October 31, 2017 is Dark Matter Day, put on by Interactions Collaboration (a group of particle physics communicators). In recognition of Dark Matter Day, this science briefing will review the history, possible nature, and current/future studies of dark matter, including activities to support understanding this ‘hidden’ material.
Prof. Simona Murgia is an Associate Professor in the Department of Physics and Astronomy at the University of California at Irvine. Her previous positions were as a Research Associate, SLAC National Accelerator Laboratory; she performed dark matter searches with gamma rays at KIPAC; she was a member of the Fermi LAT Collaboration; and she was a Research Associate at Stanford University, working in neutrino physics as a member of the MINOS Collaboration. Prof. Murgia received a BSc, Universita' degli Studi di Cagliari, Italy, and a Ph.D. in Physics from Michigan State University.
Dr. Will Dawson is a Research Scientist at Lawrence Livermore National Laboratory. He received his Ph.D. in Physics from the University of California Davis, and his B.Sc. in Maritime Systems Engineering from Texas A&M University Galveston. He is a founding member of the Merging Cluster Collaboration that is using merging galaxy clusters as astrophysical laboratories to constrain the self-interacting properties of dark matter, evolution of galaxies, and particle physics associated with plasma shocks. He is also involved in the Large Synoptic Survey Telescope and the NASA Wide Field Infrared Survey Telescope, with a focus on identifying intermediate mass black holes in the Milky Way through gravitational microlensing. Before obtaining his Ph.D. from UC Davis, Will worked as a structural engineer for five years at Technip, an offshore oil engineering company based in Houston, TX.
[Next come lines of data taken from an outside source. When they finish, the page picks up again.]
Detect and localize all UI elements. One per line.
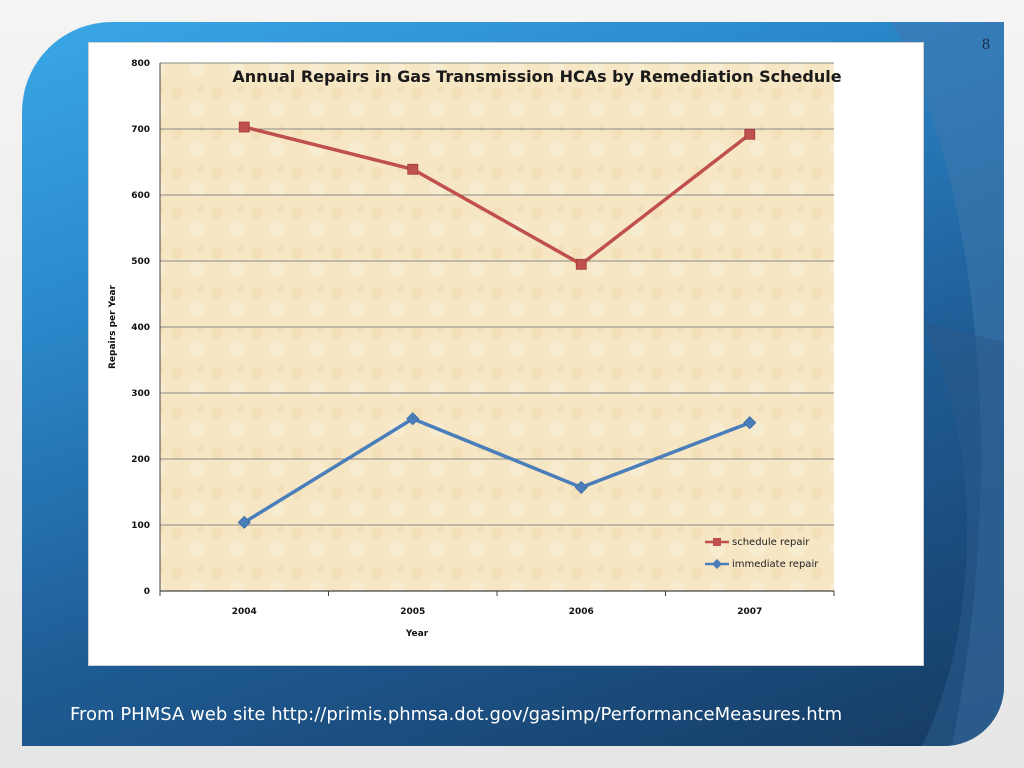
source-footer: From PHMSA web site http://primis.phmsa.… <box>70 704 843 725</box>
gridlines <box>159 62 834 592</box>
data-point-immediate-repair <box>743 416 757 430</box>
legend-swatch-immediate <box>705 559 729 569</box>
data-point-immediate-repair <box>574 480 588 494</box>
y-tick-label: 600 <box>131 191 150 201</box>
chart-legend: schedule repair immediate repair <box>705 531 818 575</box>
series-line-schedule-repair <box>243 125 751 267</box>
data-point-schedule-repair <box>575 258 587 270</box>
data-point-schedule-repair <box>744 128 756 140</box>
y-tick-label: 300 <box>131 389 150 399</box>
legend-swatch-schedule <box>705 538 729 546</box>
y-tick-label: 800 <box>131 59 150 69</box>
y-axis-label: Repairs per Year <box>108 284 118 369</box>
y-tick-label: 100 <box>131 521 150 531</box>
legend-item-immediate: immediate repair <box>705 553 818 575</box>
x-tick-label: 2007 <box>737 607 762 617</box>
data-point-immediate-repair <box>237 515 251 529</box>
x-tick-label: 2005 <box>400 607 425 617</box>
data-point-schedule-repair <box>238 121 250 133</box>
data-point-schedule-repair <box>407 163 419 175</box>
chart-frame: 0 100 200 300 400 500 600 700 800 2004 2005 2006 20… <box>88 42 924 666</box>
y-tick-label: 0 <box>144 587 150 597</box>
x-axis-ticks: 2004 2005 2006 2007 <box>159 591 835 617</box>
legend-label-immediate: immediate repair <box>732 558 819 570</box>
slide-swoosh-decoration <box>892 22 1004 746</box>
series-line-immediate-repair <box>243 416 751 524</box>
slide-page-number: 8 <box>982 36 990 53</box>
series-group <box>237 121 757 529</box>
legend-label-schedule: schedule repair <box>732 536 810 548</box>
y-tick-label: 500 <box>131 257 150 267</box>
legend-item-schedule: schedule repair <box>705 531 818 553</box>
y-tick-label: 200 <box>131 455 150 465</box>
x-tick-label: 2004 <box>232 607 257 617</box>
y-tick-label: 400 <box>131 323 150 333</box>
x-axis-label: Year <box>405 629 429 639</box>
data-point-immediate-repair <box>406 412 420 426</box>
x-tick-label: 2006 <box>569 607 594 617</box>
y-tick-label: 700 <box>131 125 150 135</box>
y-axis-ticks: 0 100 200 300 400 500 600 700 800 <box>131 59 150 597</box>
chart-title: Annual Repairs in Gas Transmission HCAs … <box>232 67 841 86</box>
Carolyn Slivinski is a Community Engagement Specialist at the Space Telescope Science Institute in Baltimore, MD, where she works to connect the informal education community with a wide range of NASA resources. Carolyn first discovered informal education working for a science museum, after beginning her career as an engineer performing spacecraft analyses for a leading satellite manufacturer. She has a BS in Mechanical Engineering from Rutgers University.